We’ll examine both today, touching first on the rapid advances in technology that drove America forward, and later examining in detail the schemes and dreams that brought about a market crash unmatched in history. You might find a few eerie parallels to recent events, but it’s important to remember that each economic cycle is unique, even if some themes crop up more than once. History doesn’t repeat itself, but it does rhyme.

Manufacturing a boom
Certainly there were sound fundamental reasons for stocks to rise for so many years in the 1920s, as many “wise men” reiterated during the market’s mad dash to the end in 1928 and 1929. The flood of new technological products into the marketplace during this time was unprecedented in American history, and at the same time, Americans were becoming more productive than ever before.

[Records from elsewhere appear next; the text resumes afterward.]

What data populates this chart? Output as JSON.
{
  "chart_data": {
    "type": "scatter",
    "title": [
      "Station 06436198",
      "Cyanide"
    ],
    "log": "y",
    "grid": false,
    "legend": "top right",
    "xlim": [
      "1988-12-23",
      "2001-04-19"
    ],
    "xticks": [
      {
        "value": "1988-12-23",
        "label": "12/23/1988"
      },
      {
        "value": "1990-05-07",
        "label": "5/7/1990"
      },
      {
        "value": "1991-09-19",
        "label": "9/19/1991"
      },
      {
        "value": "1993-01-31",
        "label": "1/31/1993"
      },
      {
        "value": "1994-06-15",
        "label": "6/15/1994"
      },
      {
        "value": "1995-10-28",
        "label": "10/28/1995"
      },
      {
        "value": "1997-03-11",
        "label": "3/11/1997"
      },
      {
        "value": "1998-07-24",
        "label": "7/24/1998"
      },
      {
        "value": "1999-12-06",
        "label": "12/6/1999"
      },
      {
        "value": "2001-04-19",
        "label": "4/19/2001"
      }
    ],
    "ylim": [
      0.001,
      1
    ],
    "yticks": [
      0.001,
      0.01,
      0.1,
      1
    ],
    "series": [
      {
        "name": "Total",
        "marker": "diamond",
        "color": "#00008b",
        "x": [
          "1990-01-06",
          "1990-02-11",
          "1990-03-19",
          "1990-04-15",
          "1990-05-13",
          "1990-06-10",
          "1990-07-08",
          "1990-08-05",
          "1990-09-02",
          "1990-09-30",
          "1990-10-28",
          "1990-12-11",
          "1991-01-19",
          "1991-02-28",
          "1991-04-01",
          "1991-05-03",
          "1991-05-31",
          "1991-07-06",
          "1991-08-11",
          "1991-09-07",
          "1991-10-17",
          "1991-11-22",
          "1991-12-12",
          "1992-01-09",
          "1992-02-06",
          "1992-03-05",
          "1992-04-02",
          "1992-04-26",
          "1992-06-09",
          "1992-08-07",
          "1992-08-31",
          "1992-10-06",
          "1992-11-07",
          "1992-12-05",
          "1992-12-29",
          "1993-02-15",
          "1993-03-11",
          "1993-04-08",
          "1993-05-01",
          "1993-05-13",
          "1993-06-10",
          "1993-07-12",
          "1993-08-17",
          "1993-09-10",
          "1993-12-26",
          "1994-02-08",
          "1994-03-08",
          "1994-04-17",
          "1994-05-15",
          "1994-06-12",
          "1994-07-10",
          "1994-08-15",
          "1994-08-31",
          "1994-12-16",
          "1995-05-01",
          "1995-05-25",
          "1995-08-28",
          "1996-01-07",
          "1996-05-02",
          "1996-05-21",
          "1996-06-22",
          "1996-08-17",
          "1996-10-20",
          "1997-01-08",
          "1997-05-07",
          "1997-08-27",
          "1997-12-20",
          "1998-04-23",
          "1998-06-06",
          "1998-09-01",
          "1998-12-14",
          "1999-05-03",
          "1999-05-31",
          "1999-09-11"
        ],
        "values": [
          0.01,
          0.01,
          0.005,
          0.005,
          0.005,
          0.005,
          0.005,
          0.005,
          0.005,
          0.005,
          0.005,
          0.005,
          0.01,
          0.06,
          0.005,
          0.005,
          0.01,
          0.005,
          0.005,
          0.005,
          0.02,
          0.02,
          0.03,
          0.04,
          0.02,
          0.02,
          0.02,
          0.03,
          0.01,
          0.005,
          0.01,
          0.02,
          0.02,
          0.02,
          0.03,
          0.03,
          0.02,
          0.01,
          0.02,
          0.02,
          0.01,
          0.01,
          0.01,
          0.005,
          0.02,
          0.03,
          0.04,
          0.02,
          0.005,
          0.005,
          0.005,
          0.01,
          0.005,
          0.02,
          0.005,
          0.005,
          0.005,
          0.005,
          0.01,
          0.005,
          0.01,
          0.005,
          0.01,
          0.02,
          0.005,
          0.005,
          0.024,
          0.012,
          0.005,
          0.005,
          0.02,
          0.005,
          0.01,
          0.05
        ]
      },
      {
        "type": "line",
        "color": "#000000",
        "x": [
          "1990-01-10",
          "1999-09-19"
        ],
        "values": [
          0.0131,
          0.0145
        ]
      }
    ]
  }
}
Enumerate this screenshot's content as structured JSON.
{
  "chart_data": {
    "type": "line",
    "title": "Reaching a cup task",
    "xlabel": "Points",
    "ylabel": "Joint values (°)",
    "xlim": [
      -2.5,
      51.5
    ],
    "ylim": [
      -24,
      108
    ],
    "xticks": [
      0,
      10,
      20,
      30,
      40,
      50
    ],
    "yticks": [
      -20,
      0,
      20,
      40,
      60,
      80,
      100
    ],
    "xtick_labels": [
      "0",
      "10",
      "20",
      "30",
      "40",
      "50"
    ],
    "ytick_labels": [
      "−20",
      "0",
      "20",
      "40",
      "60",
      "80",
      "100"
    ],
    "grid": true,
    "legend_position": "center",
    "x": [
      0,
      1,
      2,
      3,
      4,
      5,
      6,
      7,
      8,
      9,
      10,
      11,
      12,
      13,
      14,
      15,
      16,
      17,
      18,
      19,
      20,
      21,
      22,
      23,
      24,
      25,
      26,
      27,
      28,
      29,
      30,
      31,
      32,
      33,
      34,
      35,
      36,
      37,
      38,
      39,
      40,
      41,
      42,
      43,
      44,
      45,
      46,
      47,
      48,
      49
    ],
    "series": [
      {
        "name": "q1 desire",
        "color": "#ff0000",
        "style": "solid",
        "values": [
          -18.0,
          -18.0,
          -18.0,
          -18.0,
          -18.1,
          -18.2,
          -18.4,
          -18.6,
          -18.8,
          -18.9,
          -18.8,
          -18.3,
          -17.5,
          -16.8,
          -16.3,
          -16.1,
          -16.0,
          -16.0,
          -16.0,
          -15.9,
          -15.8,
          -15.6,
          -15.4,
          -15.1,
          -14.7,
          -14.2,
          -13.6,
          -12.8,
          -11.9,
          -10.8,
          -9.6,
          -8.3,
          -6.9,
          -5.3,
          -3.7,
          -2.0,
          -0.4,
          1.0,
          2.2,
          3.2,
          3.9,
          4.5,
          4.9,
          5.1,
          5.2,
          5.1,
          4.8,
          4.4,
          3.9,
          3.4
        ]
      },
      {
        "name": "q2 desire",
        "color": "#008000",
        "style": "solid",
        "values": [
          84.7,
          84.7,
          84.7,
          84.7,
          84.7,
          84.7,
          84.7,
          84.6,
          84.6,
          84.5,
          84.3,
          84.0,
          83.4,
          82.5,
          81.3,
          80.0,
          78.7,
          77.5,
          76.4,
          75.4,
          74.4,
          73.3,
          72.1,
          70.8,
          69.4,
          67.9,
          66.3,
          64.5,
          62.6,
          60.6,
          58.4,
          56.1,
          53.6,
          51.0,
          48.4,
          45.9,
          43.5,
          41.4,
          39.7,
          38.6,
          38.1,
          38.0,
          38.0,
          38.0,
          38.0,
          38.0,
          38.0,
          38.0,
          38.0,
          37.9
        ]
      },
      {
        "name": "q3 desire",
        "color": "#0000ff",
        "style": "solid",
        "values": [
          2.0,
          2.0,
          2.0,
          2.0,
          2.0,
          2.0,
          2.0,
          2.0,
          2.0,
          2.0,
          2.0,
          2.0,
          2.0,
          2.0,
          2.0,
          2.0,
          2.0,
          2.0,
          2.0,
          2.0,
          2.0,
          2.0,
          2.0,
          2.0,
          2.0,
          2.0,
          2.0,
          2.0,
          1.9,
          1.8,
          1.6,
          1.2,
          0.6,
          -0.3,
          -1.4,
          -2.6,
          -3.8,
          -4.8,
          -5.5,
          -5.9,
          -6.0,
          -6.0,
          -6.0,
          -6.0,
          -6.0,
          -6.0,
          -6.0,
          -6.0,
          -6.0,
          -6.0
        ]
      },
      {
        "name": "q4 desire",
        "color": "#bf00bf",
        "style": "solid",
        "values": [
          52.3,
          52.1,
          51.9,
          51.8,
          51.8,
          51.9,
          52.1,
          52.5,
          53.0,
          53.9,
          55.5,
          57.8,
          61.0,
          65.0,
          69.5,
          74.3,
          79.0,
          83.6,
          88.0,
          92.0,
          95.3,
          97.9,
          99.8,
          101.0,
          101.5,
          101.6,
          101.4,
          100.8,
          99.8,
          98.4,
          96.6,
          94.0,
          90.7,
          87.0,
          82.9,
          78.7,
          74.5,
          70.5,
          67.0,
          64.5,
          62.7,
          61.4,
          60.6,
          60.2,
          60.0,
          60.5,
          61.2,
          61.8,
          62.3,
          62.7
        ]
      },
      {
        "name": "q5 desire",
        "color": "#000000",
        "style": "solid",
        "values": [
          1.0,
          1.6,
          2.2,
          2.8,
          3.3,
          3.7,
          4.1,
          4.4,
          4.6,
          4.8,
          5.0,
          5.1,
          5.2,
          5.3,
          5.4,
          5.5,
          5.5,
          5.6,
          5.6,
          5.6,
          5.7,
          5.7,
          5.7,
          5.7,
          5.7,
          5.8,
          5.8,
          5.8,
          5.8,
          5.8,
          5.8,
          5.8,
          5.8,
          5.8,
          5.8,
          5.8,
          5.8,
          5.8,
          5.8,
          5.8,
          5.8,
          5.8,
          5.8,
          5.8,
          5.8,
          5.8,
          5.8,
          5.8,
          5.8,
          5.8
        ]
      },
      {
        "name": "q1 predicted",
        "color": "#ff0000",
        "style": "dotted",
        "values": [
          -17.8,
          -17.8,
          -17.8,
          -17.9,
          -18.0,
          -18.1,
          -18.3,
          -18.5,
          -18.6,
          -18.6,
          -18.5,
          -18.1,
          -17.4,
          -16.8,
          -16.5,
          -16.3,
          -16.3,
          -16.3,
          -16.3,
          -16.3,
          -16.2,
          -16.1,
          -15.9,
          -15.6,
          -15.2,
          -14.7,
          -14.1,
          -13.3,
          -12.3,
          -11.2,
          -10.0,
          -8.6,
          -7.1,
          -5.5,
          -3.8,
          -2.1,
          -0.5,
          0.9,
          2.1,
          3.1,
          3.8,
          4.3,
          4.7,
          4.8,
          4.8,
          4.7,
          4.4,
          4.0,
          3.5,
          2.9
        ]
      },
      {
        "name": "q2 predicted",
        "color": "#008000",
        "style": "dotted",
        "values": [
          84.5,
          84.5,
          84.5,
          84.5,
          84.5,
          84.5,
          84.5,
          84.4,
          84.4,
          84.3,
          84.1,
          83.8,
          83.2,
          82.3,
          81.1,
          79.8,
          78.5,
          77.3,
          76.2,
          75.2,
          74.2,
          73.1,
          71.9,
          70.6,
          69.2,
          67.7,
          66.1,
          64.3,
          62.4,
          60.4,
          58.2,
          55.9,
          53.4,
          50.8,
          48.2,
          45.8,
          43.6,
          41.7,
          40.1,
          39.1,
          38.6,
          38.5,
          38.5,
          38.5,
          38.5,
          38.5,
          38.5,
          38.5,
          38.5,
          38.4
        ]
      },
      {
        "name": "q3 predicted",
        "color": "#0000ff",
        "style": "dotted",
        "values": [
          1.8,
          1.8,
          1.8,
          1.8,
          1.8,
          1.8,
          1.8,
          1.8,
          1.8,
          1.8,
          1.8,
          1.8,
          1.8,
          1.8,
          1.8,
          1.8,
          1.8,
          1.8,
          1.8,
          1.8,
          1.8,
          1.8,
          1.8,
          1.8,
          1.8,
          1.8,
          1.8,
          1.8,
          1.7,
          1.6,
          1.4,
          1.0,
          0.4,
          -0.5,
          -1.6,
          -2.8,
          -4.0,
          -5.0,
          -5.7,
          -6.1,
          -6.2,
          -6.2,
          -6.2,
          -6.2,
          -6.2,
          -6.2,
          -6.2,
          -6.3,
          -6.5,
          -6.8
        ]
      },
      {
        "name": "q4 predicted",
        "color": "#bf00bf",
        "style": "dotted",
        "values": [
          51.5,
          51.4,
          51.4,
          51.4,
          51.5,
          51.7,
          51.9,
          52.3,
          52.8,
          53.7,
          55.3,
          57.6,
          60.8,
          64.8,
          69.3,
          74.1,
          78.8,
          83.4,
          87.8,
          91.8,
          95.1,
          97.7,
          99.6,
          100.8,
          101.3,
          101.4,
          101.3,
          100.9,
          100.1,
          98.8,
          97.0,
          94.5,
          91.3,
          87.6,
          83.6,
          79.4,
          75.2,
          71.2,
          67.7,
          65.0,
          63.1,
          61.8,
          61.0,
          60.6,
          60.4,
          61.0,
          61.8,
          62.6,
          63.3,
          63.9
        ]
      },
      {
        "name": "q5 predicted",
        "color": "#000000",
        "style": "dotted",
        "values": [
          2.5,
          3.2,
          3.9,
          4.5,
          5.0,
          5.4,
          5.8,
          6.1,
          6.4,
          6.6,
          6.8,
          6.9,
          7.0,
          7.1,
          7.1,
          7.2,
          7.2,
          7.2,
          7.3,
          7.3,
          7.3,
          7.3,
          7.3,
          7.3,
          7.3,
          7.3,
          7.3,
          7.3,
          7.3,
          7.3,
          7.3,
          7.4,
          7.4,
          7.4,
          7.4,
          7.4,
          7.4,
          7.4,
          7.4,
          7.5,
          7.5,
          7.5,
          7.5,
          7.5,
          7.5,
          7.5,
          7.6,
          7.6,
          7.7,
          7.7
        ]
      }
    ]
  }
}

A rising tide of productivity seemingly lifted all boats in the Roaring ’20s. Annual total-factor productivity growth (attributed to new technologies and processes), as calculated by Robert Shackleton of the Congressional Budget Office, advanced 3% per year throughout the 1920s, which is roughly triple the annual growth seen in the 1990s. Shackleton’s figures show that the 1920s experienced a higher rate of growth than any other period of American industrial history. Other analyses have similar findings: J.W. Kendrick found that total-factor productivity in the manufacturing sector grew by 5.3% per year during the Roaring ’20s — more than twice the rate of any other major industrial period in American history. Real GDP thus advanced farther during the ’20s than it did during the dot-com decade, even though the average nonfarm employee of the 1920s actually worked slightly fewer hours at the peak of the boom than in the early ’20s.

Automobiles, which had been a niche product during the first decade of the 20th century, had 619,000 recorded registrations nationwide in 1911. Registrations rose to 9.2 million in 1921, and from there to 23.1 million registrations at the end of 1929. With trucks included, the total rises to 26.7 million registered vehicles on American roads at the peak of the boom. Ford Motor Company (NYSE:F) had such an outsized impact on the nation’s manufacturing productivity that its 1927 factory shutdown — which allowed it to finally convert its assembly lines from the venerable Model T to a fresher design — caused measures of American industrial productivity to drop, briefly stoking fears of a recession.


Ford 1924 Model T. Source: Jack Snell via Flickr.

Because Ford Motor Company (NYSE:F) remained a privately held corporation until 1956, it fell to General Motors Company (NYSE:GM) to carry the torch for investors during the Roaring ’20s, and it performed its task admirably. General Motors Company (NYSE:GM) shares began the bull market in August of 1921 priced at $9.63. By August of 1925, the company had become part of the Dow Jones Industrial Average (INDEXDJX:.DJI), and its shares had risen to $22.25 apiece. In 1928, GM surged from $68 in April to $97.94 at the end of the year,

when the market finally caught its breath.

In 1929 General Motors Company (NYSE:GM) became a stock of the people, to the extent possible in those days. A stock split at the start of that year (prices are calculated based on the combined value of all shares resulting from stock splits) drove aggregate ownership in General Motors Company (NYSE:GM) shares to a record-breaking 82,415 shareholders by mid-March. The company was then worth $3.9 billion, and a single share bought at the start of the bull market was worth $111.25. GM finally closed the last day of the bull market, Sept. 3, 1929, with a share price of $89.85. Shareholders who had purchased in 1921 had earned returns of 833%, or 32.2% per year. General Motors Company (NYSE:GM) continued to pay hefty dividends throughout this period — its 1925 dividend yield was nearly 12%, and its 1929 dividend yield remained at 5% even on Sept. 3.